Zimmerman was sitting in his car with a friend outside her Bedford-Stuyvesant home, and a uniformed officer wrote him a ticket for allegedly being double-parked.
When Zimmerman began to argue with the officer for writing the ticket, he was ordered out of the car. Zimmerman, a security guard, refused to comply. This is when an officer allegedly grabbed the keys from his ignition and maced him in the face.
Zimmerman was also tasered at the same time.
A spokesman for the NYPD said that officers ordered Zimmerman to move his car, and he talked back instead. Zimmerman's response was that black men are stopped for no reason on a regular basis:
"I see stuff like this a lot," he said, "and I've never seen anybody go through this for a parking ticket."
After reading the details of his case, I am in full support of Mr. Zimmerman's lawsuit against the NYPD.
I find it ironic that African-American men are regularly questioned and stopped by police officers, who then may punish them for talking back or refusing to comply with unjust instructions.
If Zimmerman was indeed double-parked, the officer could have written him the ticket and left the scene. There was no need for him to force Zimmerman out of the car just because he had something to say.
As the son of a high-ranking police official, I've seen both sides of the police brutality argument: I've seen officers unfairly accused of racism when they had to defend their lives by using force against a defendant who happened to be black. I've also seen cases in which power-hungry officers have punished otherwise law-abiding citizens for speaking out or exercising their legal rights.
We can't deny the role that racial profiling plays in the disproportionate likelihood of black men being arrested and incarcerated.
If the police were to search college campuses the way they search black neighborhoods, a good 20 percent of white college students would go to jail for drug possession, underage drinking and other atrocious things that happen on campuses all across the country.
This also plays a role in the growth of black female incarceration in recent years. Although black and white women are equally likely to commit crimes, black women are eight times more likely to go to prison than white women.
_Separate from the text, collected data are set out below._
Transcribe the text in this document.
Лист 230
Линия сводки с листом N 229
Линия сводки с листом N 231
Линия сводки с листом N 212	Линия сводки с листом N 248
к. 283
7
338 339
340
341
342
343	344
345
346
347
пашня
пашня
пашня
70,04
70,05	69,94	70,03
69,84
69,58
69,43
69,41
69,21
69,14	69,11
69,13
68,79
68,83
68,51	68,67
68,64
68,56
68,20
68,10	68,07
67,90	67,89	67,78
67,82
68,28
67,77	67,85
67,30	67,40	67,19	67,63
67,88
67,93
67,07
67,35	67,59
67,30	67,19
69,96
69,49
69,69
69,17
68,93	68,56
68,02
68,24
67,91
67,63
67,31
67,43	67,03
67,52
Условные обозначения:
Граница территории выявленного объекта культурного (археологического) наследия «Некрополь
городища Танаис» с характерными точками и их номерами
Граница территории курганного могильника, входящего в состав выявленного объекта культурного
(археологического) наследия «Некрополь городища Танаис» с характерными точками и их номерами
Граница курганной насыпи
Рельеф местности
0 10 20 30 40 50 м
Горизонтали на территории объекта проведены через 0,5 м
The Zimmerman case is a reminder of what happens to black men and women all across America. If you are more likely to be stopped and searched, then you also have a greater likelihood of experience unfortunate confrontations with police. The seemingly endless power of the state to violate individual freedoms and disrespect American citizens should be of concern to us all, for there should be nothing wrong with talking back to a police officer.